The current analysis offers a detailed examination of potential predictors for HALT after TAVI in cardiac CT. In the literature, several clinical and procedural contributors to HALT after TAVI have been described, such as the absence of oral anticoagulation, the use of a large prosthesis, moderate-to-severe paravalvular leakage or balloon-expandable valves [26,27,28,29]. The current analysis extends the knowledge about potential predictors for HALT after TAVI. In addition to clinical predictors for HALT after TAVI, such as pmax, pmean and vmax during follow-up examination, our analysis revealed severe commissural misalignment as an important independent predictor for HALT after TAVI in cardiac CT.

Currently, the development of feasible and safe TAVI implantation techniques in order to reach commissural alignment is an important topic in the literature [30]. Whereas in subjects undergoing SAVR, visual inspection allows the alignment of the bioprosthetic valve commissures with those of the native aortic valves, positioning of the prosthesis during TAVI occurs randomly and may lead to commissural misalignment [14]. Considering the results of the current analysis, an optimized implantation technique in order to allow commissural alignment might potentially contribute to the prevention of HALT after TAVI and thereby positively influence valve durability and functionality. In this context, a patient- and valve-specific, fluoroscopy-based implantation technique to obtain commissural alignment by rotation of the prosthesis at the level of the aortic valve has recently been published [30].

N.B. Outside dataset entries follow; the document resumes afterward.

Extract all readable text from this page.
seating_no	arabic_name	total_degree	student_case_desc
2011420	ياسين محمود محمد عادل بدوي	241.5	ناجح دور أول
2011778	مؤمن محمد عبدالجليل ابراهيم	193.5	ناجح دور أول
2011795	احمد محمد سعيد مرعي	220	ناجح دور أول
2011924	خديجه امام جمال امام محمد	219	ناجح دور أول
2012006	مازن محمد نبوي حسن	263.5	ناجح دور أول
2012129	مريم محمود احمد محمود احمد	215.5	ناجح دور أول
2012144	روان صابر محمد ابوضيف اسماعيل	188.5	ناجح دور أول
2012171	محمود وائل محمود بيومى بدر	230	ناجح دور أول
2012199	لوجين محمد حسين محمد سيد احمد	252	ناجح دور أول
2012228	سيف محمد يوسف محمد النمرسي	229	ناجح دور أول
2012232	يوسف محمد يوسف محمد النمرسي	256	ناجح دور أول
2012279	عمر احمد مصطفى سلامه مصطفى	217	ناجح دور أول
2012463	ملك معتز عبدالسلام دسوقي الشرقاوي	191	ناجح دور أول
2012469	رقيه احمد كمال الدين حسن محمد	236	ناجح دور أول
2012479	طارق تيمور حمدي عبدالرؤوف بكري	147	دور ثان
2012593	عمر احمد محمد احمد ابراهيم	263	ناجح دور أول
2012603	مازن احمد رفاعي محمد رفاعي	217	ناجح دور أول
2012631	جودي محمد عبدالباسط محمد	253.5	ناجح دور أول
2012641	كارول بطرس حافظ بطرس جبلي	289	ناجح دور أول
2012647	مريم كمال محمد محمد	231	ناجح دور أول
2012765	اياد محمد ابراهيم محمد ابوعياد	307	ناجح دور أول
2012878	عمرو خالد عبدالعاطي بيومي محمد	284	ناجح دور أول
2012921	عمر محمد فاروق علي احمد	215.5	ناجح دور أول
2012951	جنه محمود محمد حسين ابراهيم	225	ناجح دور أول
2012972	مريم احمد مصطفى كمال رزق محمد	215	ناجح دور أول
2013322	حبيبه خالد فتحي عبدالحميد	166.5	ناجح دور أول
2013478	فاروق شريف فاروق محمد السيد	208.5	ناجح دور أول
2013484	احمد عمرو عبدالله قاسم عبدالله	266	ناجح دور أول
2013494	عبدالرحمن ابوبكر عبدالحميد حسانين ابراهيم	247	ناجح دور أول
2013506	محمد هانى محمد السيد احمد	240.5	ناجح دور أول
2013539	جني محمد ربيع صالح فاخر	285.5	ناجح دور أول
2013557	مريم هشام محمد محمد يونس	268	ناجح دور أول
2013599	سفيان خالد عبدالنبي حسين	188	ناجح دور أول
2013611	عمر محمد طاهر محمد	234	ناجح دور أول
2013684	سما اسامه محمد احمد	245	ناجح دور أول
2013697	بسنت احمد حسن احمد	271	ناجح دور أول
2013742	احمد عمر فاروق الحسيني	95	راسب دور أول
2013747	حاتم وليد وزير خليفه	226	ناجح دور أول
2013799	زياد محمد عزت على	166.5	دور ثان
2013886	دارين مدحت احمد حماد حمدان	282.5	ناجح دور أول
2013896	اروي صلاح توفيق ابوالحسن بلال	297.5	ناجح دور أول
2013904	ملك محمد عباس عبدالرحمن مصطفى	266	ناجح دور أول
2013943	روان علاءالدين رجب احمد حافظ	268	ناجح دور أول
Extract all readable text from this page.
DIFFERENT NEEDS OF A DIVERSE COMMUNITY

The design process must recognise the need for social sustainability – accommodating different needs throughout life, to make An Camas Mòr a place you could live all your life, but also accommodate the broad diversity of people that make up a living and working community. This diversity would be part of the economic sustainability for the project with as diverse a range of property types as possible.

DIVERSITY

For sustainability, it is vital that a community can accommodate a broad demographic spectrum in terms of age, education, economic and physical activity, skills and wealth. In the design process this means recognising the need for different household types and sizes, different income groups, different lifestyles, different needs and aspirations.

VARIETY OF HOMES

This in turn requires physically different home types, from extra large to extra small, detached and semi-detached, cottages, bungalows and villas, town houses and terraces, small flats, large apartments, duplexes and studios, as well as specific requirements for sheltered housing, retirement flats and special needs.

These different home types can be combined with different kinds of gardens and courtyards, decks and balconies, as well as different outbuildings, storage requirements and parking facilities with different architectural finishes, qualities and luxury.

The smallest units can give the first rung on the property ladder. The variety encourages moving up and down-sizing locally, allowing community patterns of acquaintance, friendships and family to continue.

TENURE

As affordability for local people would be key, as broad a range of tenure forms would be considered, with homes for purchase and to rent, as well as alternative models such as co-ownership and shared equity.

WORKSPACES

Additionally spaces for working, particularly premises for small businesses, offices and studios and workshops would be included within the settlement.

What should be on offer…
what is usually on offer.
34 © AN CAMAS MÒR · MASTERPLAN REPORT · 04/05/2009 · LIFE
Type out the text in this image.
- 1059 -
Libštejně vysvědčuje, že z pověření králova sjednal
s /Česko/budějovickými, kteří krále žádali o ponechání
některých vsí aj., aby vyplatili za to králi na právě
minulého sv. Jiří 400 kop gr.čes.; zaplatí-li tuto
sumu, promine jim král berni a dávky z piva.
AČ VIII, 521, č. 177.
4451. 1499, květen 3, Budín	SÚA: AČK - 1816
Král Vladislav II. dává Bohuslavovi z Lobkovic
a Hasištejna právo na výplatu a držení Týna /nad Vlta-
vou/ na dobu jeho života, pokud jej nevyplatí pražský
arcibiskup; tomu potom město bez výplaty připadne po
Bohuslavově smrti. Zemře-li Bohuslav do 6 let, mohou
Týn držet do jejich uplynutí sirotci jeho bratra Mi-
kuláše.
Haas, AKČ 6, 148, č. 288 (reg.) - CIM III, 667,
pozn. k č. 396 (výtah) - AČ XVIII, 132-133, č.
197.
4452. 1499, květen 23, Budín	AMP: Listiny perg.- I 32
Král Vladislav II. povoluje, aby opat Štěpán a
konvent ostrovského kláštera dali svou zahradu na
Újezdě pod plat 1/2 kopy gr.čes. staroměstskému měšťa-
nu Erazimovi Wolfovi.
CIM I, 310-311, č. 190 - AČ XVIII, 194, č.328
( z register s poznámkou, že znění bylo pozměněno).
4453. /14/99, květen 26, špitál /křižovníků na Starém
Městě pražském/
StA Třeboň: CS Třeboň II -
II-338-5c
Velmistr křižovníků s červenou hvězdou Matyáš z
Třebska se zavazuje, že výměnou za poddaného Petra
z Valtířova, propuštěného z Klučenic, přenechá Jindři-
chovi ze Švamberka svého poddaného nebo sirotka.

The current analysis has some limitations. First, its retrospective, single-center, cross-sectional design with a small sample size may impair statistical comparisons between the two groups. Second, the definition of four categories of commissural (mis-)alignment represents an arbitrary approach. However, this technique allows a comparable classification of commissural (mis-)alignment throughout the study population and has been applied successfully in other studies [14, 30]. Third, the results of the current study might possibly suggest, but do not prove an association between commissural misalignment and altered flow patterns in the aortic root, leading to HALT after TAVI. However, the current analysis was not designed in order to explore the pathophysiological, blood-flow related mechanisms behind the development of HALT, but to examine the role of commissural alignment in the development of leaflet thrombosis after TAVI. In this context, further exploration and comparison of aortic flow patterns in subjects with and without commissural misalignment after TAVI might offer interesting new insights into the pathophysiological mechanisms behind the occurrence of leaflet thrombosis. Similarly, the current analysis does not provide any information on clinical consequences of HALT, e.g. thromboembolic complications or clinical advantages of obtaining commissural alignment in subjects undergoing TAVI.

In conclusion, subclinical leaflet thrombosis after TAVI is associated with commissural misalignment. Pathophysiological, blood-flow-related mechanisms behind the development of HALT as well as a potential clinical benefit of attempting commissural alignment remain to be assessed.